Imogene and Miles had spent many evenings here, and the routine was this: first a chat by the fire, then bridge, then raspberry sundaes, then a tour of the dining room for a look at Mrs. Stevenson’s china and silver, then farewell.
Tonight’s chat was a reminiscence.
“The Indians,” said Stevenson. “You young people probably never knew this, but it was my reputation as a friend of the Indians that brought me to Staggerford. Twenty years ago the Staggerford School Board drove up to North Siding, where I had been superintendent for six years, and said that if I came to Staggerford I could name my own salary. Do you remember, Viola?”
“Like yesterday,” said Mrs. Stevenson, settling heavily into the couch.
“Yes, like yesterday. But it was twenty years ago. There was so much absenteeism here in Staggerford, Miles, that their state-aid money was way down and the school district was going broke. You must remember. You were in high school here at the time.”
“I guess I wasn’t aware of it.”
“So anyhow, the school board came up to North Siding—six men in one car—and that’s over two hundred miles, mind you—and they said to me, ‘Stevenson, we understand you get along with Indians.’ ”

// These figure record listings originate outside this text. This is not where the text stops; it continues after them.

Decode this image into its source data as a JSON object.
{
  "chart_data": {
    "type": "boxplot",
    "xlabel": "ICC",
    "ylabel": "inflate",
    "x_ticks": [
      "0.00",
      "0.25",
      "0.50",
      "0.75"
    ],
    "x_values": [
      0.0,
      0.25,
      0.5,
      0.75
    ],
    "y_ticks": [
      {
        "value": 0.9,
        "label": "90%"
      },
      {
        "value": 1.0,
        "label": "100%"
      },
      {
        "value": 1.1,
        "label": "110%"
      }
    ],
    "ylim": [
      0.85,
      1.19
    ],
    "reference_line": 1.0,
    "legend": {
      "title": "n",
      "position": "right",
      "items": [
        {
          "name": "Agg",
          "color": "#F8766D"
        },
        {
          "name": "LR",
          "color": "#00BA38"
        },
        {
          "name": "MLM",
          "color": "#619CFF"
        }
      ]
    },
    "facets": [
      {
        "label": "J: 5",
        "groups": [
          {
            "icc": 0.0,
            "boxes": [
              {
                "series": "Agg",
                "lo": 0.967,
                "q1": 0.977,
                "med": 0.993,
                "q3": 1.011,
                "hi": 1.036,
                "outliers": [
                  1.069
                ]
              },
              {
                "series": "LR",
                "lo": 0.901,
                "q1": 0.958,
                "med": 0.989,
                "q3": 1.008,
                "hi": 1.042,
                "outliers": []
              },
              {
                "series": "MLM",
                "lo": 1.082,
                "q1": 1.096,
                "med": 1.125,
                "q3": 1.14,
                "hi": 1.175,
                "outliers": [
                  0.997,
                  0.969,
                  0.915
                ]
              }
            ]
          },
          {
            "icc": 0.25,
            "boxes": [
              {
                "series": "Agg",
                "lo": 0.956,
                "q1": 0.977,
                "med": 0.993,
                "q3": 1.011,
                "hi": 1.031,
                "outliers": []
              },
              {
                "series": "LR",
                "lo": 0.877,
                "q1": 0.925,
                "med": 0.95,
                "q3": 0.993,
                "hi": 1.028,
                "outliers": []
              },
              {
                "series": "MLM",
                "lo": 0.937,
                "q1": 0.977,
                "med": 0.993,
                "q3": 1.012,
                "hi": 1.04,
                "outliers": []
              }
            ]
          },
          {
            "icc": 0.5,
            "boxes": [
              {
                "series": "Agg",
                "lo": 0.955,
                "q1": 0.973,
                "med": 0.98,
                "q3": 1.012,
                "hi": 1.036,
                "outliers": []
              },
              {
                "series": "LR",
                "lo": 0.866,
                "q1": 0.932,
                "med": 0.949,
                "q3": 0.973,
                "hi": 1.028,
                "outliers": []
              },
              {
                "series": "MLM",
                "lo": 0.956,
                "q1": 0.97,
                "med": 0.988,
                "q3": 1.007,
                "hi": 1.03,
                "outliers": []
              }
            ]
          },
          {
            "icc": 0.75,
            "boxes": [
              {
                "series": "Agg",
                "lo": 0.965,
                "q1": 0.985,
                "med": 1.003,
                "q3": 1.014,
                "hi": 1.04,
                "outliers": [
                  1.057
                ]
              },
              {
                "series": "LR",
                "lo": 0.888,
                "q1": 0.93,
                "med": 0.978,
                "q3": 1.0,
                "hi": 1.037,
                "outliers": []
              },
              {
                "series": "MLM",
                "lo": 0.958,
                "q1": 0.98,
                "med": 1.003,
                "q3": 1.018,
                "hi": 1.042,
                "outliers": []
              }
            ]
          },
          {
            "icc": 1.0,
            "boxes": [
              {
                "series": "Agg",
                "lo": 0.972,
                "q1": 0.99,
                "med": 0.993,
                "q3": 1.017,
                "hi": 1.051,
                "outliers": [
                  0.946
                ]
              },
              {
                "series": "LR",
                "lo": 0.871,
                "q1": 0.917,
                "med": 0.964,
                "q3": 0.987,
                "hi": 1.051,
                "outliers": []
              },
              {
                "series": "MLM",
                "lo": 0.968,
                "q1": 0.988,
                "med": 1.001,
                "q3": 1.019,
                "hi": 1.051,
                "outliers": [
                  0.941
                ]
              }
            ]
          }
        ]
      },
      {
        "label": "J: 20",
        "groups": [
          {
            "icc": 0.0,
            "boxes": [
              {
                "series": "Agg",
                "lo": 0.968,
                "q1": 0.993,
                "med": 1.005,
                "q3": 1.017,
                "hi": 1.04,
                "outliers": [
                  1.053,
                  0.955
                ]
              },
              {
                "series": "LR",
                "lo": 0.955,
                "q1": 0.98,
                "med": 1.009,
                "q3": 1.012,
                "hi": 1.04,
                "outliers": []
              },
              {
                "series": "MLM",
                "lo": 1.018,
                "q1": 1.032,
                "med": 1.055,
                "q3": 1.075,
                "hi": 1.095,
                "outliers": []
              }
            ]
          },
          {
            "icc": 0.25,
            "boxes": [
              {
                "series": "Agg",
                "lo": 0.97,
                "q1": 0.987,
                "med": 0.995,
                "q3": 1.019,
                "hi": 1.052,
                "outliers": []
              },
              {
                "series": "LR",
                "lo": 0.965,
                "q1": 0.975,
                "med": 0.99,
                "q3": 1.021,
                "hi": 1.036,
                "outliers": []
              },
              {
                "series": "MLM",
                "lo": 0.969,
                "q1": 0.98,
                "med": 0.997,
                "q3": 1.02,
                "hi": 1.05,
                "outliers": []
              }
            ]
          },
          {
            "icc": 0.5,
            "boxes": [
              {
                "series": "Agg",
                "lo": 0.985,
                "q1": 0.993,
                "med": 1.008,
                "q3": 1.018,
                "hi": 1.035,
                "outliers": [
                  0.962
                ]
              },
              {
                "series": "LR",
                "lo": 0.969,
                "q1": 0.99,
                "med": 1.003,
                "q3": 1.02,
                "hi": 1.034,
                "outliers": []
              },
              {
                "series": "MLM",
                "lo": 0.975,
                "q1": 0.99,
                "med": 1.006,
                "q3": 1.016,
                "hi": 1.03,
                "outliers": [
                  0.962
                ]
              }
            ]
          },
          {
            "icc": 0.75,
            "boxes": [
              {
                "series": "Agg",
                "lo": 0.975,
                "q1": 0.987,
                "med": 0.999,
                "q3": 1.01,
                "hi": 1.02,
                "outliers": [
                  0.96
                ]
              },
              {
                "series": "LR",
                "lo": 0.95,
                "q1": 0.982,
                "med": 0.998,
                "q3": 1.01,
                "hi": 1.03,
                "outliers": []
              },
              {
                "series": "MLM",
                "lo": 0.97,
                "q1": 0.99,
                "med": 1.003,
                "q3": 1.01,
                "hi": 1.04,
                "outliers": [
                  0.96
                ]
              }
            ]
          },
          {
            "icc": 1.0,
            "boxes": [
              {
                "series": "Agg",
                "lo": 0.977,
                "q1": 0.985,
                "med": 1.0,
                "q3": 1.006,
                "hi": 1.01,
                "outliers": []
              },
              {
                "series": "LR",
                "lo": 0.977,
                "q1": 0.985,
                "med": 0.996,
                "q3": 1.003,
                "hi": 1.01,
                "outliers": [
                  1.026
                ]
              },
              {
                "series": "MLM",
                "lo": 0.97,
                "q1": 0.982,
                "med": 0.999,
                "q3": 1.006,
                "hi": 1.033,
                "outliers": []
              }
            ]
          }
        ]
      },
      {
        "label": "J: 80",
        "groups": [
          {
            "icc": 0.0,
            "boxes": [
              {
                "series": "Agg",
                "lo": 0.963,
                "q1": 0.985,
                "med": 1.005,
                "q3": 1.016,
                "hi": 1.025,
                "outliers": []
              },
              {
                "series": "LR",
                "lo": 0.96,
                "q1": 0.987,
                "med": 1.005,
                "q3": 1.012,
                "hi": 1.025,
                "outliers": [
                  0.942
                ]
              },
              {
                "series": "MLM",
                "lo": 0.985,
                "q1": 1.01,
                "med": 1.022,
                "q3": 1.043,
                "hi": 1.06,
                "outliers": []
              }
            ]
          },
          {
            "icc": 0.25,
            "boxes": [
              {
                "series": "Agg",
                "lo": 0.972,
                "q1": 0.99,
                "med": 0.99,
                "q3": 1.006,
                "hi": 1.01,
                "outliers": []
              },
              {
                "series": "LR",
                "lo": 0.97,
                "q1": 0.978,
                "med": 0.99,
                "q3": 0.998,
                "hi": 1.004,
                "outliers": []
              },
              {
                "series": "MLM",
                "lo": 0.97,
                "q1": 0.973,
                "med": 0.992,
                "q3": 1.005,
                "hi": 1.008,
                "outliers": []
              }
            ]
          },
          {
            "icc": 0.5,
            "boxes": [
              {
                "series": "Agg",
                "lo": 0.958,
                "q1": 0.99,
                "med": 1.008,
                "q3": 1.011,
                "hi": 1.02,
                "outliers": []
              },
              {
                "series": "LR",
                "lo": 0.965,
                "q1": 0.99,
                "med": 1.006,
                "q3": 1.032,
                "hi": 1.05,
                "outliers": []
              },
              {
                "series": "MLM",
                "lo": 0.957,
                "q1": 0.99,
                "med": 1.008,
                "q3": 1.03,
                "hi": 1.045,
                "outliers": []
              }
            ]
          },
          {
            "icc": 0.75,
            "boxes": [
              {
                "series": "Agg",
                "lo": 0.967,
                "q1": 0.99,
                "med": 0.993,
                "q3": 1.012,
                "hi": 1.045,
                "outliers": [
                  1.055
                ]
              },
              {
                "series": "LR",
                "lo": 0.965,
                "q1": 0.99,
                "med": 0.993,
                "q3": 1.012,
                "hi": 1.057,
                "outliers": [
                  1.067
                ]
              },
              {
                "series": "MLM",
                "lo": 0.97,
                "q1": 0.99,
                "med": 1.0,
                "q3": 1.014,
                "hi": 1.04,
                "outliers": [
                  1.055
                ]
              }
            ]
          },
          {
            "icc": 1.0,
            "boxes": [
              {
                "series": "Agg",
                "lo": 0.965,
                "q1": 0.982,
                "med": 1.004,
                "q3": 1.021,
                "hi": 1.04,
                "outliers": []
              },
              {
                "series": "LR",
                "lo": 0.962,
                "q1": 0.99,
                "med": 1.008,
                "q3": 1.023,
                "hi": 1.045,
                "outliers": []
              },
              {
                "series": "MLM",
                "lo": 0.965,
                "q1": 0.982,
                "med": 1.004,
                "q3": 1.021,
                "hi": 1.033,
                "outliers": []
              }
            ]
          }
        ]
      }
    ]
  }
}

A long pause. The fire was warm and the clock was slow.
“It was news to me. I had never thought of myself as especially good with Indians. All I knew was I had been in North Siding six years and everything was going smoothly. To tell the truth, Indians weren’t even on my mind very much in those days. We had maybe eight percent of our students coming from a nearby reservation—the Pinelake Reservation, the smallest reservation in the state—and those Pinelake Indians came to school in North Siding as regularly as anyone else, except in September when they were harvesting wild rice. You might say that the Pinelake tribe was a tribe of Indians that you never thought of as Indians. Wouldn’t you say that, Viola?”